ESTAMPE, (Manège et Maréchalerie) instrument dont les Maréchaux se servent pour percer, c'est-à-dire pour estamper les fers qu'ils forgent, et qu'ils se proposent d'attacher aux pieds des chevaux. Cet instrument n'est autre chose qu'un morceau de fer carré d'environ un pouce et demi, et d'un demi-pié de longueur, fortement acéré par le bout, lequel est formé en pyramide carrée, tronquée d'un tiers, ayant pour base la moitié de la longueur qui lui reste. On doit en acérer la tête, non-seulement pour assurer la durée de cet outil, mais encore pour mettre à profit toute la percussion du marteau. Quand la tête n'est point acérée, une partie du coup se perd en l'écachant, et l'estampure en est moins franche. Communément au tiers inférieur de sa longueur est un oeil dans lequel est engagé un manche dont s'arme la main gauche du maréchal qui doit estamper, tandis que de l'autre il est occupé à frapper sur l'estampe avec le févretier. Voyez FORGER. (e)
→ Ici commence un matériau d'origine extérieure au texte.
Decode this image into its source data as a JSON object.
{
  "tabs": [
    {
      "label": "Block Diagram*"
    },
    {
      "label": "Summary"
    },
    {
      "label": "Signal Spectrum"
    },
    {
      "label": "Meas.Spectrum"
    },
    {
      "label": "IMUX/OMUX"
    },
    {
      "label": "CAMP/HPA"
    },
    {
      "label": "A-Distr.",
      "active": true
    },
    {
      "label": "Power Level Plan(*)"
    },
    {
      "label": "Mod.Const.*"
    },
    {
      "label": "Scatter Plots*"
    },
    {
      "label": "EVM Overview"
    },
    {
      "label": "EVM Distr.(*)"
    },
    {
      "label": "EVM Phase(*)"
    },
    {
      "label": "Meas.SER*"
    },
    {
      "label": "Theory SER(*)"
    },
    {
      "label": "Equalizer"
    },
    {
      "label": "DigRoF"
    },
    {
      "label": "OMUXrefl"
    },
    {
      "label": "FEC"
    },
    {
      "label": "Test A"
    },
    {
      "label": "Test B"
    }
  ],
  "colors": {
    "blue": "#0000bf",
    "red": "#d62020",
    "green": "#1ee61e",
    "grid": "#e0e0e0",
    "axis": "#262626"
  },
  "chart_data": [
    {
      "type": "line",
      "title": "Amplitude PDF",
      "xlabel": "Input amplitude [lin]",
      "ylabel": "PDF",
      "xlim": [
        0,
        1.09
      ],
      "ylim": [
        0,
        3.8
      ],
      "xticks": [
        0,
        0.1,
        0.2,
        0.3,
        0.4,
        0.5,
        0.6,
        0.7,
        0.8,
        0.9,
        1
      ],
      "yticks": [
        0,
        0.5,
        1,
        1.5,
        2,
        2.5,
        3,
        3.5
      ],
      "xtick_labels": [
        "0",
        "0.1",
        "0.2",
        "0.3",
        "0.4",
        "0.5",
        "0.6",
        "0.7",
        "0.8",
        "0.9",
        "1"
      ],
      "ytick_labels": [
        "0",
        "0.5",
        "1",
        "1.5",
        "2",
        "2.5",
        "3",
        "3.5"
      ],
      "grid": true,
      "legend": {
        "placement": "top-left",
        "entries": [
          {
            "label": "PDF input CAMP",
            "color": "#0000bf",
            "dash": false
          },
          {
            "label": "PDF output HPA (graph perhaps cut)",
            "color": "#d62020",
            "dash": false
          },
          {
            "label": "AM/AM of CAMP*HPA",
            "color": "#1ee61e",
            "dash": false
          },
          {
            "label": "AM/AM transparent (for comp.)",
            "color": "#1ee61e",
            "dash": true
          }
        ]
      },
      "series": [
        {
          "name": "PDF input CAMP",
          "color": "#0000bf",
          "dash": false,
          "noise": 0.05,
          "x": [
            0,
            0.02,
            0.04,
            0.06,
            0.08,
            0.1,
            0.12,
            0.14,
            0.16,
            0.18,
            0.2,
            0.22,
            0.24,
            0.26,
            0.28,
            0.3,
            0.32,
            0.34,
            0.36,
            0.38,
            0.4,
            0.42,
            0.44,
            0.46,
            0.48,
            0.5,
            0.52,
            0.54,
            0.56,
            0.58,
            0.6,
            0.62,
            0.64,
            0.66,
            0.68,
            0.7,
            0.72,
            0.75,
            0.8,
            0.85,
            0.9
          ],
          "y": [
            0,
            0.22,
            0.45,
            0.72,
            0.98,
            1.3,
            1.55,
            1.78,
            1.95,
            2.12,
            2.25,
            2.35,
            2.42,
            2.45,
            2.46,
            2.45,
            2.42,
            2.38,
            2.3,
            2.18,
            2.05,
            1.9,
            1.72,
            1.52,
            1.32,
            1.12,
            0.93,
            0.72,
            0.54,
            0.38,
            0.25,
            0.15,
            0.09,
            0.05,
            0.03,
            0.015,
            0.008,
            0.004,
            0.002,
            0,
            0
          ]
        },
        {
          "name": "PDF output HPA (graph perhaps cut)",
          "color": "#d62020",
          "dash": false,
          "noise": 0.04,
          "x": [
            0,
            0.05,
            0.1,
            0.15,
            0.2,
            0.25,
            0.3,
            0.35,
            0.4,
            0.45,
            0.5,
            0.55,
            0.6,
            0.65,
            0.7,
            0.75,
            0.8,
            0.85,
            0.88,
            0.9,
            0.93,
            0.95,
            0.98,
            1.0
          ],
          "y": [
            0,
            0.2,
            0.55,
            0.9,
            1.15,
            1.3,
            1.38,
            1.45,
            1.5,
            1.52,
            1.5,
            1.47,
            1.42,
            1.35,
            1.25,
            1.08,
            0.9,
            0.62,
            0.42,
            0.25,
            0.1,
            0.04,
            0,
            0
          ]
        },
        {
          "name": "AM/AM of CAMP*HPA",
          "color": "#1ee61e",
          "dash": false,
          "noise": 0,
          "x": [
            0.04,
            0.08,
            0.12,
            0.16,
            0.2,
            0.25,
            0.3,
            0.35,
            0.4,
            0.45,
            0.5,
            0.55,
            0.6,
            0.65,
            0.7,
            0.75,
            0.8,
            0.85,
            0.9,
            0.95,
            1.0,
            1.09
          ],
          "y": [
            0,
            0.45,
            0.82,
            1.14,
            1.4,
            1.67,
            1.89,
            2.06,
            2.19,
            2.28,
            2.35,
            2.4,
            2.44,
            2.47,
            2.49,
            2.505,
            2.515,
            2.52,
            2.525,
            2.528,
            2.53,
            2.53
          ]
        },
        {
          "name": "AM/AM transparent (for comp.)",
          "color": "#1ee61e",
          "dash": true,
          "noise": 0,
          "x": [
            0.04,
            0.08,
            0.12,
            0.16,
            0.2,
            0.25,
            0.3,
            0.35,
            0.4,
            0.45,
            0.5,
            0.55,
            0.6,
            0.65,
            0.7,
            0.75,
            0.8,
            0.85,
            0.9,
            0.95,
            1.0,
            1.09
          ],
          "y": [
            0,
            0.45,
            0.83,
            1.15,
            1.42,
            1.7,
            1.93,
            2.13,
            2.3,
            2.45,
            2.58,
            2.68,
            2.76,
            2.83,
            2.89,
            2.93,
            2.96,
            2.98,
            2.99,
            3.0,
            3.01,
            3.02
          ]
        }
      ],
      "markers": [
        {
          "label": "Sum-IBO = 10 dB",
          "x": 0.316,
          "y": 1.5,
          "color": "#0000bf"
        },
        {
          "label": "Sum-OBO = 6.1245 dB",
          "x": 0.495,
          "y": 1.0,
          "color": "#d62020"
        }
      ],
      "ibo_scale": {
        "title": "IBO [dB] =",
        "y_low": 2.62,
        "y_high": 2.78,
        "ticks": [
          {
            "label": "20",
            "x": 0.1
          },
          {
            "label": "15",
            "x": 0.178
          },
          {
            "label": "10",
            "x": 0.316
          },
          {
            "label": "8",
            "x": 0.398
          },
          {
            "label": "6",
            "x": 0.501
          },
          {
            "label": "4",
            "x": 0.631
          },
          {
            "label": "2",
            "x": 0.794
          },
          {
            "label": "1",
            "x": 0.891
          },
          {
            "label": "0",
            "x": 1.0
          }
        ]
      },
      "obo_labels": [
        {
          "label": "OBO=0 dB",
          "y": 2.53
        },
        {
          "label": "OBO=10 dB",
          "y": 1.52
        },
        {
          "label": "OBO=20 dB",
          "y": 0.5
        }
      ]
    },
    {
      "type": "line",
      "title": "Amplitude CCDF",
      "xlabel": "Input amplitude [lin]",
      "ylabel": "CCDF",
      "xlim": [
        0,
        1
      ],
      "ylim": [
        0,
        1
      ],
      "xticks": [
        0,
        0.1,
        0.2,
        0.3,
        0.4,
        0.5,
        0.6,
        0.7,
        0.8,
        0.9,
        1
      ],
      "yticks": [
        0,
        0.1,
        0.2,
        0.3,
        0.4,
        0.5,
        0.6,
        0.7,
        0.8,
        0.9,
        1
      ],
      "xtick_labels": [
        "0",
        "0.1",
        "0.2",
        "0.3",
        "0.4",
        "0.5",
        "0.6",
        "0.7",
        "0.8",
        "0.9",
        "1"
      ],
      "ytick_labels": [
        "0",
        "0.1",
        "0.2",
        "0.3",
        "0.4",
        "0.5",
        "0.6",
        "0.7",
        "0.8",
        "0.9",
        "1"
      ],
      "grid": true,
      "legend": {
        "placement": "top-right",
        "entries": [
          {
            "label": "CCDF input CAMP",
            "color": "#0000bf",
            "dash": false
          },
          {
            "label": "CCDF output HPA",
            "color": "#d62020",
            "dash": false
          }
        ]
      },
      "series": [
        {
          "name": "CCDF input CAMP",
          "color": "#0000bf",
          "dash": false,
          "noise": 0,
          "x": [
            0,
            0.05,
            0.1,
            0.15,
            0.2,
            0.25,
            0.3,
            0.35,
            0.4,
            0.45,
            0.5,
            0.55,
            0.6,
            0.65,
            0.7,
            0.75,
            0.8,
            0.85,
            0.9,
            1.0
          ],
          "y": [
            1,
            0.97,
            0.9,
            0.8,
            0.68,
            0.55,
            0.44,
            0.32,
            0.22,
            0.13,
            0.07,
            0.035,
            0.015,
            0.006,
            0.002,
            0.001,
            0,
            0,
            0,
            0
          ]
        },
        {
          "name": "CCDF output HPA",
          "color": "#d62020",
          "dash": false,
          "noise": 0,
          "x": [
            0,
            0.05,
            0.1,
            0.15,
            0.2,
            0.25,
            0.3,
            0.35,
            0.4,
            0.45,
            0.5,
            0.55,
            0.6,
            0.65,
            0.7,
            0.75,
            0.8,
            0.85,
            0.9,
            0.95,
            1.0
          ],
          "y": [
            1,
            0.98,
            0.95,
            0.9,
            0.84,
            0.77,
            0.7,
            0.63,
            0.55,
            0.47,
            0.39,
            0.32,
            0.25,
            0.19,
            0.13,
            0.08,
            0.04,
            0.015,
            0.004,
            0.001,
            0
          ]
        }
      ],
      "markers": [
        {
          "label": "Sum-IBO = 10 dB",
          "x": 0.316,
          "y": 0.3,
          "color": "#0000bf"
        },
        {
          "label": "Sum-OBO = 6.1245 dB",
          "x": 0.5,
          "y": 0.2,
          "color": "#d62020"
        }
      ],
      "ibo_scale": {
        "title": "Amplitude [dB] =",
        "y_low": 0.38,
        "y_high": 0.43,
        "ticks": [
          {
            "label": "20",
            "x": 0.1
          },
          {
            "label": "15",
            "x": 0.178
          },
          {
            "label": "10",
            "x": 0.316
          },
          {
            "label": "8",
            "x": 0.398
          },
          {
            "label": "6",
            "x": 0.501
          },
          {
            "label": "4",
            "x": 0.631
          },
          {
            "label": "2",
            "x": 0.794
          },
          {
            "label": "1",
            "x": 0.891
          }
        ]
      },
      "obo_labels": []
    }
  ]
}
ESTAMPE, en terme d'Orfèvre en grosserie, est encore une plaque de fer gravée en creux de carrés continus, sur laquelle on frappe la feuille d'argent dont on veut couvrir le bâton d'une crosse, etc. On appelle cet outil poinçon à feuilles, plus ordinairement qu'estampe.

ESTAMPE, en terme de Raffineur de sucre, n'est autre chose qu'une poignée de sucre qu'on mastique dans le fond d'une forme à vergeaise. Voyez VERGEOISE et ESTAMPER.

ESTAMPE, Broquette estampée, terme de Cloutier ; c'est la plus forte de toutes les broquettes : il y en a de deux sortes ; la première, qui pese deux livres le millier ; et l'autre, qui Ve de deux livres et demie à trois livres le millier. Voyez BROQUETTE.

Ces sortes de broquettes ont la tête hémisphérique : on fait ces têtes avec une estampe qui est au poinçon, qui, au lieu d'être aigu, a une cavité de la forme et grandeur que l'on veut donner aux têtes. Voyez la figure 26. Planche du Cloutier.